Only last night, I rushed home from my weekly shop at the co-op in to declare “canned tomatoes are back in stock, wohooo!”. Gratitude takes on a whole new meaning. 

So how does taking time to prepare food and eat slowly really help anything? Here’s how…


  • Helps curb overeating. It is all too easy to scoff down a few slices of toast or a bag of M&Ms without even realising what has passed your lips, especially as many of us are now working and living in close proximity to our kitchens. By allocating time to prepare food and eat it, you can ensure you are fully present in the process and not mindlessly consuming calories.*

    • *caveat: if you are trying to gain weight, then the opposite is true, you may need to speed up and sneak extra calories in wherever you can. 
  • Allows digestion to take place. Has your mouth ever started watering when you get home to smell dinner cooking? This is the start of the process, your body produces saliva containing digestive enzymes ready to begin the wonderful journey of digestion.
  • Lets you tune in to your body. You’ve probably heard that it takes about 20 minutes for your stomach to signal to your brain that you’re full. Often, when we rush through meals - we don’t give ourselves the chance to recognise that we’ve had enough. Slowing down means you’ll be more aware of what hunger and fullness feel like and can help you fuel yourself correctly. 
  • Get back in touch with taste and texture. When was the last time you really tasted food, like REALLY tasted it. Slowing down can help you appreciating the textures, flavours and mouth feel of foods that you may take for granted. This can also be a good strategy for avoiding junk food, as most highly processed foods don’t taste that great if you eat them super slowly.
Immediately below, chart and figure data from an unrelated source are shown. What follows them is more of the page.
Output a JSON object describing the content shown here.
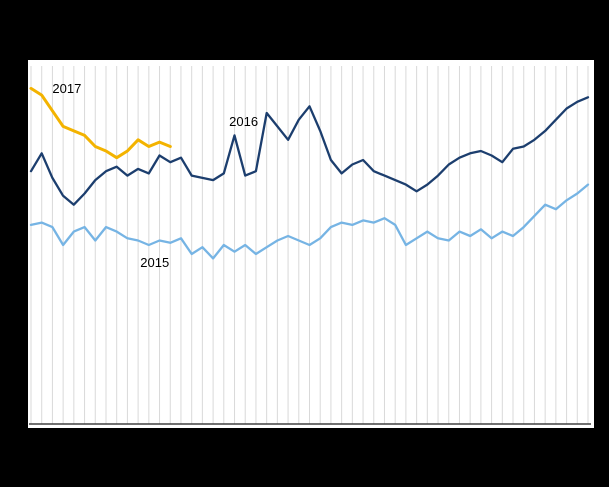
{
  "page": {
    "background": "#000000",
    "plot_background": "#ffffff",
    "grid_color": "#d9d9d9",
    "axis_color": "#404040"
  },
  "chart_data": {
    "type": "line",
    "title": "",
    "x": {
      "unit": "week",
      "count": 53
    },
    "ylim": [
      0,
      160
    ],
    "grid": "vertical",
    "legend": "inline-annotations",
    "series": [
      {
        "name": "2015",
        "color": "#76b4e4",
        "width": 2.3,
        "values": [
          89,
          90,
          88,
          80,
          86,
          88,
          82,
          88,
          86,
          83,
          82,
          80,
          82,
          81,
          83,
          76,
          79,
          74,
          80,
          77,
          80,
          76,
          79,
          82,
          84,
          82,
          80,
          83,
          88,
          90,
          89,
          91,
          90,
          92,
          89,
          80,
          83,
          86,
          83,
          82,
          86,
          84,
          87,
          83,
          86,
          84,
          88,
          93,
          98,
          96,
          100,
          103,
          107
        ]
      },
      {
        "name": "2016",
        "color": "#1c3e6e",
        "width": 2.3,
        "values": [
          113,
          121,
          110,
          102,
          98,
          103,
          109,
          113,
          115,
          111,
          114,
          112,
          120,
          117,
          119,
          111,
          110,
          109,
          112,
          129,
          111,
          113,
          139,
          133,
          127,
          136,
          142,
          131,
          118,
          112,
          116,
          118,
          113,
          111,
          109,
          107,
          104,
          107,
          111,
          116,
          119,
          121,
          122,
          120,
          117,
          123,
          124,
          127,
          131,
          136,
          141,
          144,
          146
        ]
      },
      {
        "name": "2017",
        "color": "#f3b300",
        "width": 3,
        "values": [
          150,
          147,
          140,
          133,
          131,
          129,
          124,
          122,
          119,
          122,
          127,
          124,
          126,
          124
        ]
      }
    ],
    "annotations": [
      {
        "label": "2017",
        "week": 3.0,
        "value": 153
      },
      {
        "label": "2016",
        "week": 19.5,
        "value": 138
      },
      {
        "label": "2015",
        "week": 11.2,
        "value": 75
      }
    ]
  }
}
If they still taste amazing, at least eating them slowly means you’re less likely to overindulge (see point 1.)
  • Gives us an opportunity to socialise. Breaking bread with others is a fundamental social behaviour. If you’re lucky enough to be in isolation with other people, then slow down to enjoy their company and conversation (make meal times a screen free space). If you’re home alone, organise a virtual date with friends. Organise to cook a similar dish and compare what they all turn out like to add a bit of intrigue! 

Only last night, I rushed home from my weekly shop at the co-op in to declare “canned tomatoes are back in stock, wohooo!”. Gratitude takes on a whole new meaning. 
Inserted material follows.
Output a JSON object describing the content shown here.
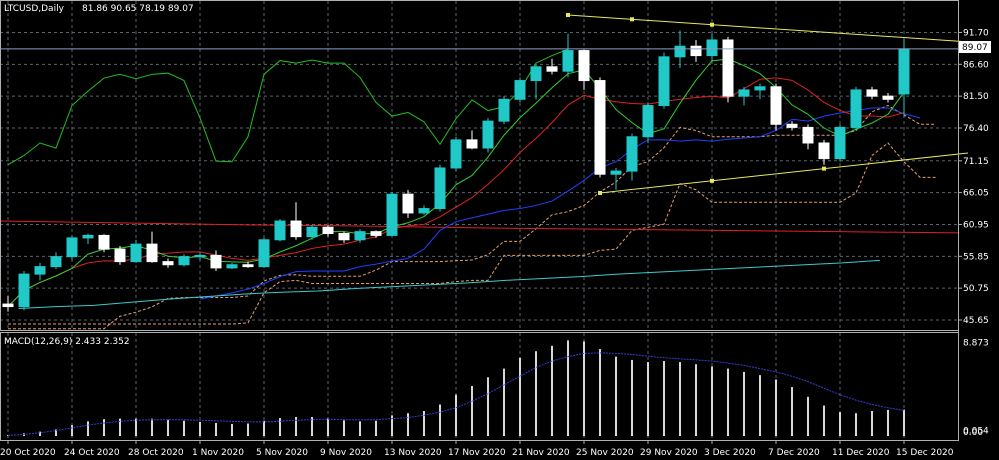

For many of us, with nowhere to rush off to, we’ve now got a bit more time on our hands to prepare meals as well as consume them. 

Try slowing down this weekend, and if you’re inclined - give this breakfast hash recipe a go and let me know how you get on by tagging @wit.house.ldn & #dineinwithdebs. 

Happy cooking, Debs x


Pink Lady Hash


This is what I used, but you can sub out almost every ingredient for a similar alternative. If you don’t have any fruit use an onion instead, any variety of potatoes will work and sub the sprouts for grated broccoli, spinach, carrot etc... you get the idea! 

  • 1 pink lady apple 

  • 2 small red potatoes 

  • 6 Brussel sprouts

  • 1 egg

  • Salt & pepper

  • 1 tbsp rapeseed oil

  • Feta cheese to top (optional)


Grate the sprouts, potato and apple in a food processor or by hand. Mix together with a beaten egg and season to taste. 

Heat oil over a medium-high heat in a solid non stick pan. Add the mixture and flatten with your spatula. 

Once brown underneath (take a little peak under one side) turn the hash section by section. Don’t worry if it looks messy! Pro-tip: if you’re confident that your hash is held together well and hasn’t stuck to the pan in any area - flip it like a pancake for extra style points! 

When crispy on both sides, it’s done. Remove from the pan and top with feta cheese or a couple of fried eggs for a lush post training brunch.